In reviewing the published cost-benefit analyses of wired IP-based access control systems, we see that it generally makes sense to use the existing network infrastructure -- versus installing dedicated cabling -- to transmit access control data from doors and gates back to a central management server or off-site backup. It is for this reason that most industry experts believe that, over time, traditional proprietary access control systems will be replaced by open-standard Ethernet-based systems.

To examine a basic total cost of ownership, use the formula of TCO = [(equipment + installation labor) + disruption in service] + long-term maintenance to compare and contrast wired versus wireless access control solutions. It will reveal that using wireless transmission technologies is not always wise. For example, when network cable is already in place at the door or for short cable runs, the additional cost of the radio and antenna at the control panel or door is not justified. If new cable has to be pulled, then the total cost of cable, labor and disruption of service must be compared to the cost of a radio transceiver and antenna at the panel or door.

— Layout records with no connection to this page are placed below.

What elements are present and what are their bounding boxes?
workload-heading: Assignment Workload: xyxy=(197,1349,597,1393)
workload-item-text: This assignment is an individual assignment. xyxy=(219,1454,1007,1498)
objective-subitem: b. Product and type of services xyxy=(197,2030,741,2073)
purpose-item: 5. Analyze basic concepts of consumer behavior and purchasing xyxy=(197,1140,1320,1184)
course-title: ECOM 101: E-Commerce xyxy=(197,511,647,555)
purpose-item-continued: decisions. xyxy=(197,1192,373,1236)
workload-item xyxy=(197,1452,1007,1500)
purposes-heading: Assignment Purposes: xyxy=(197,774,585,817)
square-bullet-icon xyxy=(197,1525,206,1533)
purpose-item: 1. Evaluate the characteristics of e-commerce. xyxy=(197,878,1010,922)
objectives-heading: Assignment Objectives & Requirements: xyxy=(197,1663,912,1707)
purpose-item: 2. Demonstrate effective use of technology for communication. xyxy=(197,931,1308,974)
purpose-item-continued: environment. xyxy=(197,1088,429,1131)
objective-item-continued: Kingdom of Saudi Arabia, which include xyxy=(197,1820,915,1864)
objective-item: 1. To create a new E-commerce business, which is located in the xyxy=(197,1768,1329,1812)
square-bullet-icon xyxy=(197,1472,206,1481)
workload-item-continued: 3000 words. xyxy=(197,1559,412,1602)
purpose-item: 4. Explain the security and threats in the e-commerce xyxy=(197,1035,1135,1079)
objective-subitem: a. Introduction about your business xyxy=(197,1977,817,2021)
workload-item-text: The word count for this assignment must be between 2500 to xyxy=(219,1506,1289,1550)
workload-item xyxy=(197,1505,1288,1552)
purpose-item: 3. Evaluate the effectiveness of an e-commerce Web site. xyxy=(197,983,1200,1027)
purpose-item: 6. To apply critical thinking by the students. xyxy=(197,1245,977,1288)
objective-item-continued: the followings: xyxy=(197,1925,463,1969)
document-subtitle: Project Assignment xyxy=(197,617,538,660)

There are many compelling reasons to use open standards -- such as Ethernet -- to transmit access control data. Furthermore, in many cases, it makes sense to send an Ethernet packet via a low-cost wireless radio transceiver rather than copper cable or glass fiber. In the end, this cost-benefit analysis must be performed for each project undertaken, which will in turn reveal the appropriate network architecture for the job.

Back to the Future
The ability to use a single radio platform to transmit Ethernet and RS-232/RS-485 serial data is compelling. Therefore, much work is currently being done in integrated Ethernet/serial radio transceivers. Look for the continued release and refinement of this dual-platform approach to add to the current generation of radios capable of handling specific proprietary access control protocols such as Wiegand.

The latest release in the class of 802.11 Ethernet transmission systems is the “N” specification. The 802.11N protocol uses MIMO multipath processing and channel bonding to offer some advantages in range and net throughput over traditional Wi-Fi solutions. Several mainstream manufacturers have released products in this category with more to come over the next several years.

During the last five years, mobile phone technology has evolved to include data transmission at moderate speeds and distances. Integrating this technology into fixed-in-place devices allows the system designer to install 2.5 G and 3 G network cards to send/receive data from a variety of platforms. These technologies are becoming faster and more cost effective.

WiMax, a new technology that began its conceptual development in 2001, is based upon the 802.16 standard and uses fixed-in-place high-powered transmission equipment to send and receive high-speed data. The WiMax forum, which developed and manages the framework, describes WiMAX as “a standards-based technology enabling the delivery of last-mile wireless broadband access as an alternative to cable and DSL.” Connecting to a WiMax network will allow the end user to send and receive moderate to high-speed data rates with the network to connect remote access-control devices.

Since the data rates in question are orders of magnitude lower than in the case of IP video products, the challenges associated with bandwidth consumption also are minimized, and the rate of adoption of networkbased access control systems will continue to grow. The use of wireless transmission to support the remote deployment of Ethernet devices is a natural extension of the technology and will only accelerate the growth of IP-based access control solutions.